Musibetlerin sebepleri

Cenab-ı Hakk'ın durup dururken asla kuluna haksızlık veya eziyet etmeyeceğini bildiğimiz hâlde, çoğu zaman bu hakikati görmezden gelerek, başımıza gelen musibetlerin ve belaların sebeplerini, nedenini, niçinini düşünmeden, bizi rahatsız eden hadiselerden müşteki oluyoruz.

Başa gelen belalarda ve musibetlerde, bilerek veya bilmeyerek işlediğimiz hatalarımızın ve kusurlarımızın payı olduğunu; yapmakta olduğumuz yanlışlarımızdan nedamet edip, pişman olup, istiğfar ile Allah'a sığınmadıkça, maruz kaldığımız belalarımızın ve sıkıntılarımızın son ermeyeceğini de çoğu zaman derk edemiyoruz.

Düçar olduğumuz musibetlerin, belaların ve felâketlerin en önemli sebebinin, gadab-ı İlâhî'yi celbeden isyanlarımız ve günahlarımız olduğu hakikatinin farkına varıp, ne zaman ki Gayretullah'a dokunan isyanlarımızdan vazgeçip Allah'a yönelirsek; Cenab-ı Hak da şefkatiyle, merhametiyle, maruz kaldığımız belalarımızı ve sıkıntılarımızı sona erdirecektir.

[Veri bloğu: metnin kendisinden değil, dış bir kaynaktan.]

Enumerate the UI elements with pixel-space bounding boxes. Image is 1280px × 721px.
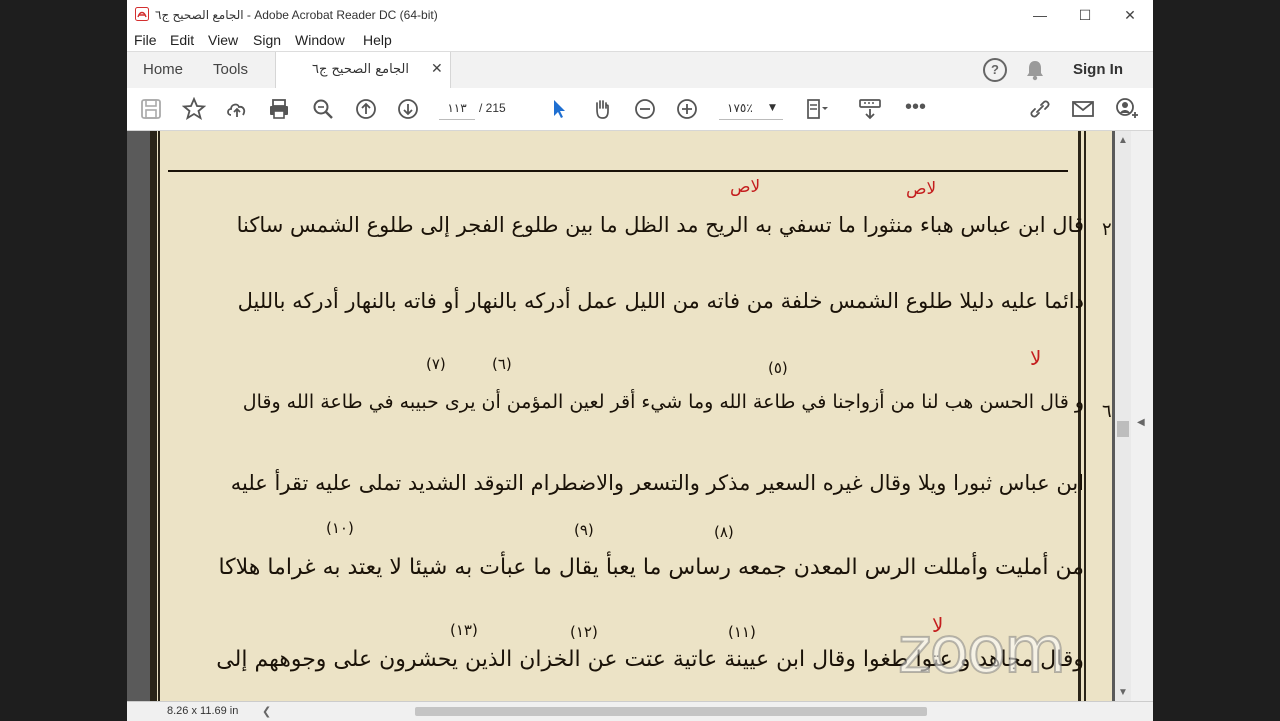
upload-cloud-icon[interactable] bbox=[225, 97, 249, 121]
horizontal-scroll-thumb[interactable] bbox=[415, 707, 927, 716]
menu-window[interactable]: Window bbox=[295, 32, 345, 48]
text-line: ابن عباس ثبورا ويلا وقال غيره السعير مذك… bbox=[230, 471, 1084, 495]
notification-bell-icon[interactable] bbox=[1025, 59, 1045, 81]
help-icon[interactable]: ? bbox=[983, 58, 1007, 82]
zoom-level-dropdown[interactable]: ١٧٥٪ ▼ bbox=[719, 97, 783, 120]
zoom-level-value: ١٧٥٪ bbox=[727, 101, 753, 115]
text-line: و قال الحسن هب لنا من أزواجنا في طاعة ال… bbox=[242, 391, 1084, 413]
collapse-right-panel-icon[interactable]: ◀ bbox=[1137, 417, 1145, 428]
menu-bar: File Edit View Sign Window Help bbox=[127, 30, 1153, 51]
menu-sign[interactable]: Sign bbox=[253, 32, 281, 48]
previous-page-icon[interactable] bbox=[354, 97, 378, 121]
footnote-marker: (١٣) bbox=[450, 621, 478, 639]
scroll-mode-icon[interactable] bbox=[858, 97, 882, 121]
text-line: من أمليت وأمللت الرس المعدن جمعه رساس ما… bbox=[218, 555, 1084, 580]
select-cursor-icon[interactable] bbox=[547, 97, 571, 121]
footnote-marker: (٦) bbox=[492, 355, 512, 373]
footnote-marker: (٧) bbox=[426, 355, 446, 373]
next-page-icon[interactable] bbox=[396, 97, 420, 121]
zoom-in-icon[interactable] bbox=[675, 97, 699, 121]
page-border-left bbox=[150, 131, 157, 701]
page-border-right-inner bbox=[1084, 131, 1086, 701]
scroll-up-arrow[interactable]: ▲ bbox=[1118, 135, 1128, 146]
scroll-left-arrow[interactable]: ❮ bbox=[262, 705, 271, 718]
print-icon[interactable] bbox=[267, 97, 291, 121]
separator-rule bbox=[168, 170, 1068, 172]
save-icon[interactable] bbox=[139, 97, 163, 121]
tab-bar: Home Tools الجامع الصحيح ج٦ ✕ ? Sign In bbox=[127, 51, 1153, 89]
menu-help[interactable]: Help bbox=[363, 32, 392, 48]
share-link-icon[interactable] bbox=[1028, 97, 1052, 121]
add-user-icon[interactable] bbox=[1115, 97, 1139, 121]
scroll-down-arrow[interactable]: ▼ bbox=[1118, 687, 1128, 698]
red-annotation: لا bbox=[1030, 346, 1042, 370]
chevron-down-icon: ▼ bbox=[769, 103, 776, 113]
zoom-watermark: zoom bbox=[897, 613, 1067, 689]
maximize-button[interactable]: ☐ bbox=[1070, 5, 1100, 25]
tab-tools[interactable]: Tools bbox=[213, 61, 248, 78]
menu-file[interactable]: File bbox=[134, 32, 157, 48]
scroll-thumb[interactable] bbox=[1117, 421, 1129, 437]
more-options-icon[interactable]: ••• bbox=[905, 97, 929, 121]
margin-number: ٢ bbox=[1102, 219, 1112, 240]
page-display-icon[interactable] bbox=[805, 97, 829, 121]
close-tab-icon[interactable]: ✕ bbox=[431, 60, 443, 77]
footnote-marker: (١٢) bbox=[570, 623, 598, 641]
red-annotation: لاص bbox=[906, 179, 937, 199]
page-size-label: 8.26 x 11.69 in bbox=[167, 705, 239, 717]
document-tab-label: الجامع الصحيح ج٦ bbox=[312, 62, 410, 77]
status-bar: 8.26 x 11.69 in ❮ bbox=[127, 701, 1153, 721]
text-line: قال ابن عباس هباء منثورا ما تسفي به الري… bbox=[236, 213, 1084, 237]
acrobat-window: الجامع الصحيح ج٦ - Adobe Acrobat Reader … bbox=[127, 0, 1153, 721]
window-title: الجامع الصحيح ج٦ - Adobe Acrobat Reader … bbox=[155, 8, 438, 22]
search-icon[interactable] bbox=[311, 97, 335, 121]
vertical-scrollbar[interactable]: ▲ ▼ bbox=[1115, 131, 1131, 701]
footnote-marker: (٨) bbox=[714, 523, 734, 541]
margin-number: ٦ bbox=[1102, 401, 1112, 422]
menu-view[interactable]: View bbox=[208, 32, 238, 48]
bookmark-star-icon[interactable] bbox=[182, 97, 206, 121]
tab-document[interactable]: الجامع الصحيح ج٦ ✕ bbox=[275, 52, 451, 88]
footnote-marker: (١٠) bbox=[326, 519, 354, 537]
page-number-input[interactable]: ١١٣ bbox=[439, 97, 475, 120]
sign-in-button[interactable]: Sign In bbox=[1073, 61, 1123, 78]
title-bar: الجامع الصحيح ج٦ - Adobe Acrobat Reader … bbox=[127, 0, 1153, 30]
page-border-left-inner bbox=[158, 131, 160, 701]
tab-home[interactable]: Home bbox=[143, 61, 183, 78]
close-window-button[interactable]: ✕ bbox=[1115, 5, 1145, 25]
footnote-marker: (٥) bbox=[768, 359, 788, 377]
red-annotation: لاص bbox=[730, 177, 761, 197]
minimize-button[interactable]: — bbox=[1025, 5, 1055, 25]
page-total: / 215 bbox=[479, 101, 506, 115]
footnote-marker: (١١) bbox=[728, 623, 756, 641]
menu-edit[interactable]: Edit bbox=[170, 32, 194, 48]
acrobat-app-icon bbox=[135, 7, 149, 21]
footnote-marker: (٩) bbox=[574, 521, 594, 539]
hand-tool-icon[interactable] bbox=[590, 97, 614, 121]
email-icon[interactable] bbox=[1071, 97, 1095, 121]
text-line: دائما عليه دليلا طلوع الشمس خلفة من فاته… bbox=[237, 289, 1084, 313]
zoom-out-icon[interactable] bbox=[633, 97, 657, 121]
toolbar: ١١٣ / 215 ١٧٥٪ ▼ ••• bbox=[127, 88, 1153, 131]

Böyle yapmazsak, "Yahu canlarımızı alan, mallarımızı telef eden bu depremler niye oluyor", "Ciğerlerimizi yakıp kül eden bu orman yangınları niye devam ediyor" gibi şikayetlerimiz ve sitemlerimiz devam edip gidecektir.

Evet şahsımıza veya umuma gelen musibetlerdeki ve belalardaki sebepler ve sonuçlar böyle olduğu gibi, bizi idare edenlerin yanlış uygulamalarından kaynaklanan belaları ve musibetleri de göz ardı etmemeliyiz.

Bediüzzaman'ın tespit ve teşhislerine kulak verelim: "...Eğer memur ise, kanun namına kanunsuz hıyanet eden, ilişen, o memlekete, o biçare ahaliye bir umumi tokada vesile olur. Ya zelzele, ya yağmursuzluk, ya hastalık, ya fırtına gibi umumi belalara vesile olur. Kendisi zahiren hususi tokat yememiş gibi görünüyor." (Emirdağ Lâhikası-1 s.68)

Belalara ve musibetlere sebep olan, bazı safdil insanların yapılan zulümlere seyirci kalmanın ötesinde, taraftar çıkarak adeta alkışlamasıdır.